Disentangling the contributions of intraspecific and exogenous sources of infection on Salmonella transmission dynamics in urbanized white ibis


Meeting Abstract

56-6  Friday, Jan. 5 11:15 – 11:30  Disentangling the contributions of intraspecific and exogenous sources of infection on Salmonella transmission dynamics in urbanized white ibis BECKER, DJ*; TEITELBAUM, CS; MURRAY, MH; ROZIER, RS; LIPP, EK; HERNANDEZ, SH; ALTIZER, SM; HALL, RJ; Montana State University; University of Georgia; University of Georgia; University of Georgia; University of Georgia; University of Georgia; University of Georgia; University of Georgia daniel.becker3@montana.edu http://danieljbecker.weebly.com

Urbanization can have interacting and complex effects on wildlife immunology, behavior, and demography with important consequences for exposure to pathogens and sustained transmission.
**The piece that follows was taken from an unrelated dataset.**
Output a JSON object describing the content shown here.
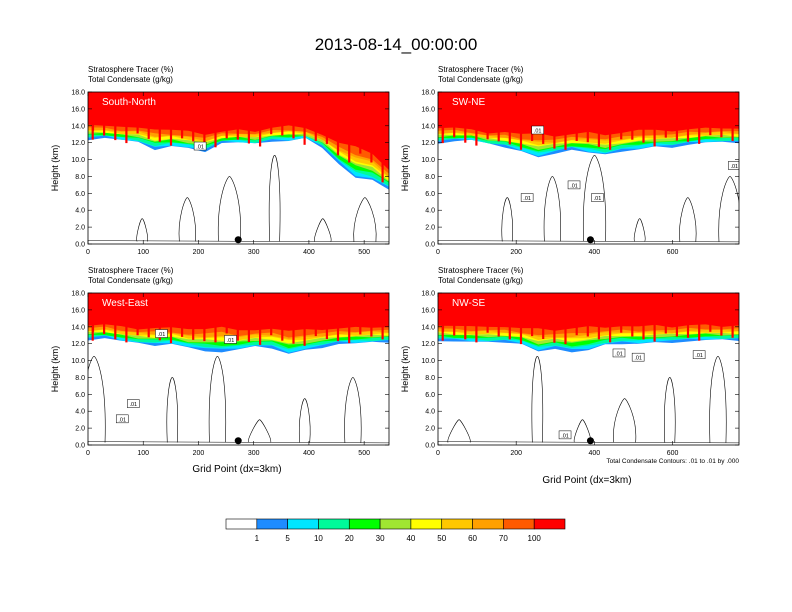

Predicting how urban habituation influences the transmission of multi-host pathogens in a single host species requires a mechanistic understanding of transmission pathways and within-species versus extrinsic sources of infectious propagules. Here we develop a mathematical model for the transmission dynamics of the enteric pathogen Salmonella spp. in urban-feeding white ibis (Eudocimus albus) to determine (i) the relative importance of close contact versus environmental transmission and (ii) whether sustained transmission can be supported by ibis alone or requires additional non-ibis sources of environmental pathogen stages. Using data on infection prevalence in urban ibis flocks and detections of Salmonella in soil and water from the same urban sites within South Florida, we assess support for various transmission routes and sources of infection using Latin hypercube sampling. Across all possible regions of parameter space, simulations that assume low effective contact between ibis, high exposure through environmental uptake, a prevalent non-ibis source of Salmonella input into the environment, and high rates of shedding by ibis into the environmental pathogen pool provide the most plausible explanations for the observed temporal patterns in infection prevalence. Our sensitivity analysis therefore suggests that urban white ibis are capable of sustaining seasonal transmission of Salmonella in the absence of other environmental sources.